Skype is diving deeper into the business phone market with a system that lets companies integrate their existing, open VOIP phone systems with Skype’s proprietary VOIP service.
The new offering, called Skype for SIP, uses Session Initiation Protocol (SIP) to exchange signaling between PBXes (private branch exchanges) and the free or inexpensive voice service. The latest PBXes support SIP, a signaling protocol designed to span IP-based phones, software clients and other components of unified communications systems.
Business users will be able to make and take Skype VOIP (voice over Internet Protocol) calls using all the features of their internal switches, according to the company, a division of eBay. Enterprises are widely adopting IP-based phone switches as they replace aging circuit-switched units.
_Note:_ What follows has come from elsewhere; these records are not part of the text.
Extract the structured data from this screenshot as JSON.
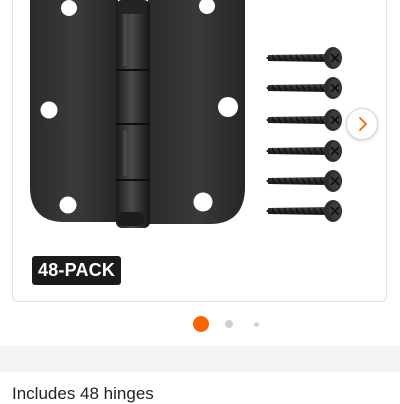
{
  "gallery": {
    "badge_text": "48-PACK",
    "next_icon": "chevron-right-icon",
    "slide_count": 3,
    "active_slide": 1,
    "accent_color": "#f96302"
  },
  "product": {
    "feature_text": "Includes 48 hinges"
  }
}
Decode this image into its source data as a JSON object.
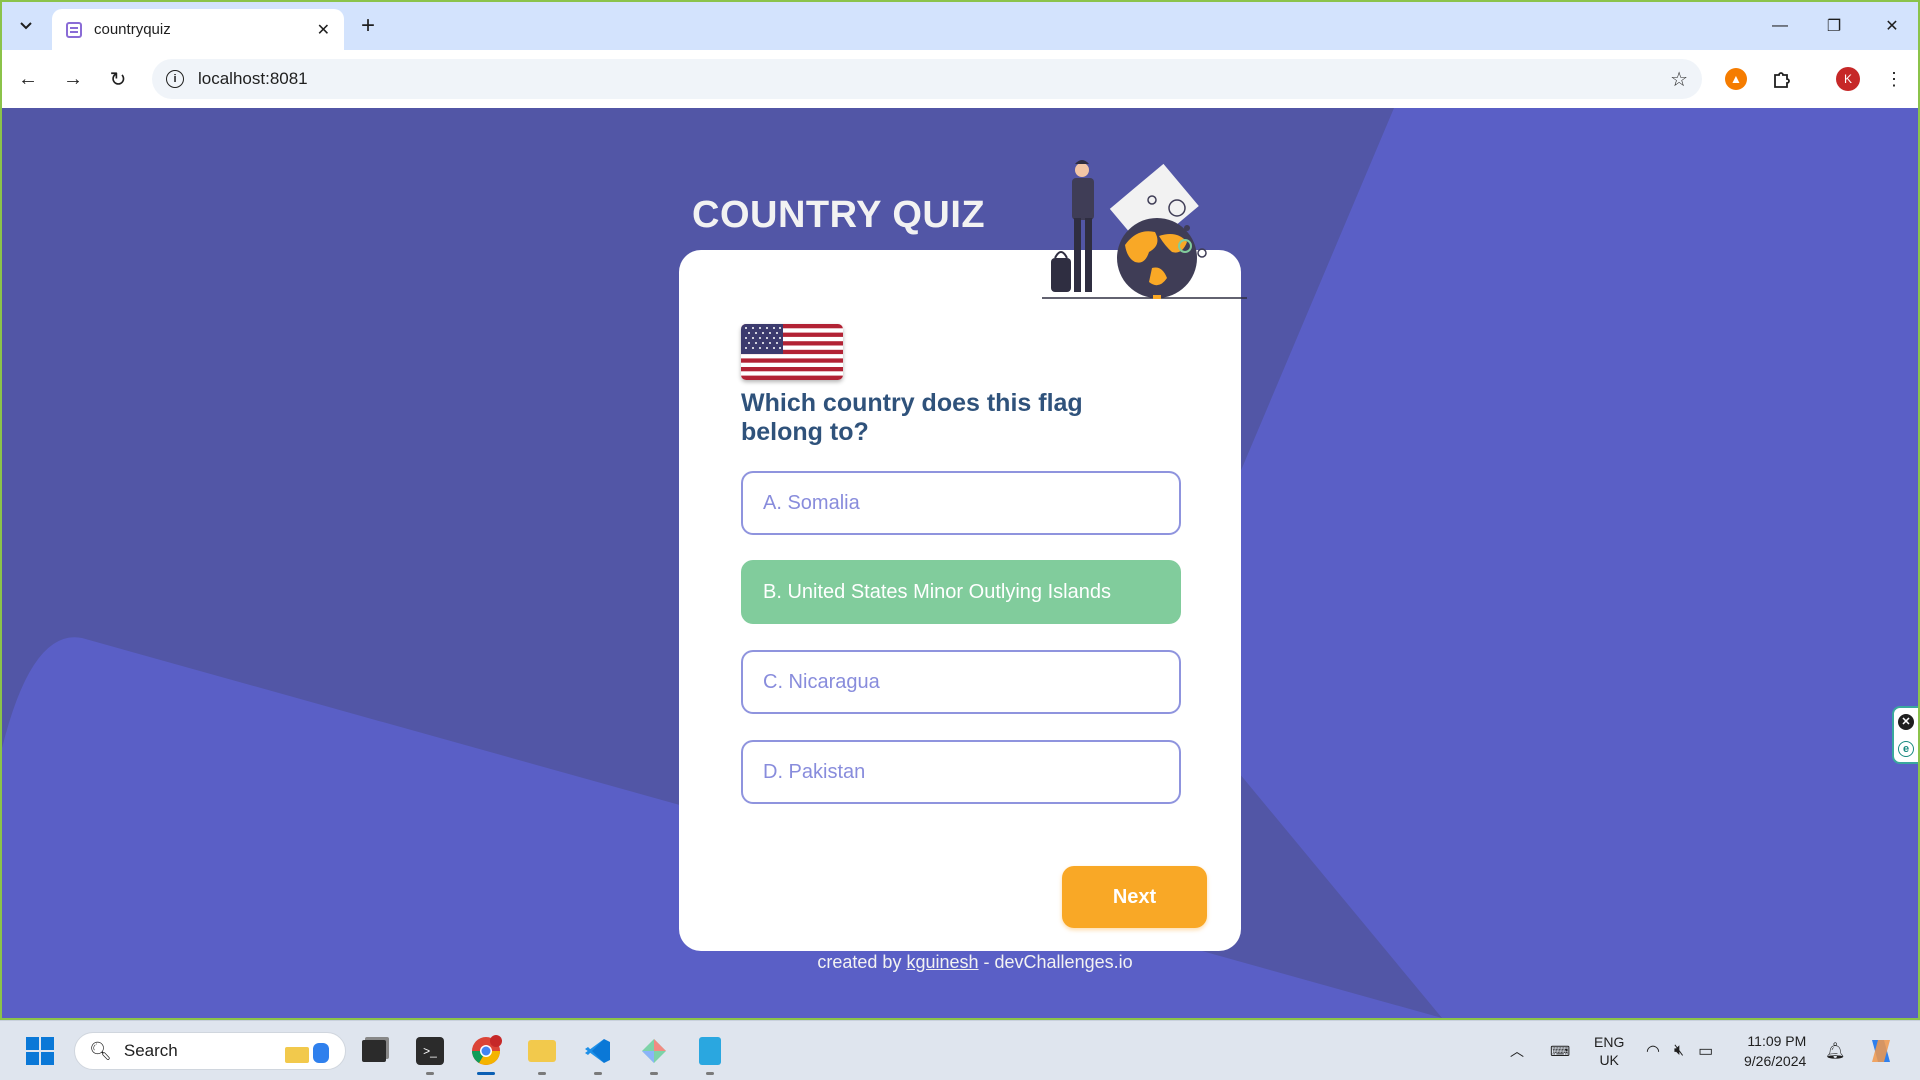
{
  "browser": {
    "tab_title": "countryquiz",
    "url": "localhost:8081",
    "profile_initial": "K"
  },
  "page": {
    "title": "COUNTRY QUIZ",
    "question": "Which country does this flag belong to?",
    "options": [
      {
        "label": "A. Somalia",
        "state": "default"
      },
      {
        "label": "B. United States Minor Outlying Islands",
        "state": "correct"
      },
      {
        "label": "C. Nicaragua",
        "state": "default"
      },
      {
        "label": "D. Pakistan",
        "state": "default"
      }
    ],
    "next_label": "Next",
    "footer": {
      "prefix": "created by ",
      "author": "kguinesh",
      "suffix": " - devChallenges.io"
    },
    "colors": {
      "background": "#5a5fc6",
      "title": "#2f527b",
      "correct": "#81cc9c",
      "accent": "#f9a826"
    }
  },
  "taskbar": {
    "search_placeholder": "Search",
    "lang_line1": "ENG",
    "lang_line2": "UK",
    "time": "11:09 PM",
    "date": "9/26/2024"
  }
}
Some vendors already offer equipment or services to link Skype’s network to other types of telephone system. Skype’s latest move, however, could enable its customers to do without such third-party products.
Skype is letting businesses that have SIP-based IP PBXes to register to test a beta version of the service, but warned that the number of beta testers will be limited. The full version of Skype for SIP will launch later this year. Support for beta testers will only be in English, Skype said.
Businesses can register their SIP address with Skype and pick what calls they wanted routed over Skype, said Ian Robin, heads of sales and marketing of Skype for Business. Those testers will only have to pay for the calls they make during the beta test period, Robin said. Skype hasn’t determined how much it will charge after the beta test ends.
Skype will stick to the same international calling rates that it offers for its consumer service. Calls to the U.S., for example, are US$0.021 or $0.024 including VAT (value-added tax), which is levied in Europe.
Many enterprises that have bought IP PBXes aren’t actually taking advantage of VoIP, according to In-Stat analyst David Lemelin. They run hybrid internal voice systems and continue to use expensive leased lines for calls into and out of the enterprise, he said.
About 438,000 IP-enabled PBXes were shipped in 2008, wrote Peter Parkes on Skype’s blog, citing figures from analyst IDC.
Companies will be able to manage Skype calls with existing hardware and applications that perform functions such as call routing, conferencing, voice mail and call recording, Parkes wrote.
Skype’s business package will also allow companies to put a “click-to-call” button on their Web site. When clicked, a call will be routed via Skype through to the company’s PBX system.
Companies will also be able to buy phone numbers from Skype, called SkypeIn numbers. The numbers are available for 20 countries. They allow a business, for example, to have a number with a New York area code but answer the number wherever the receiver is logged into Skype.
Skype says it has 405 million users worldwide, with about 276 million regular users of the service.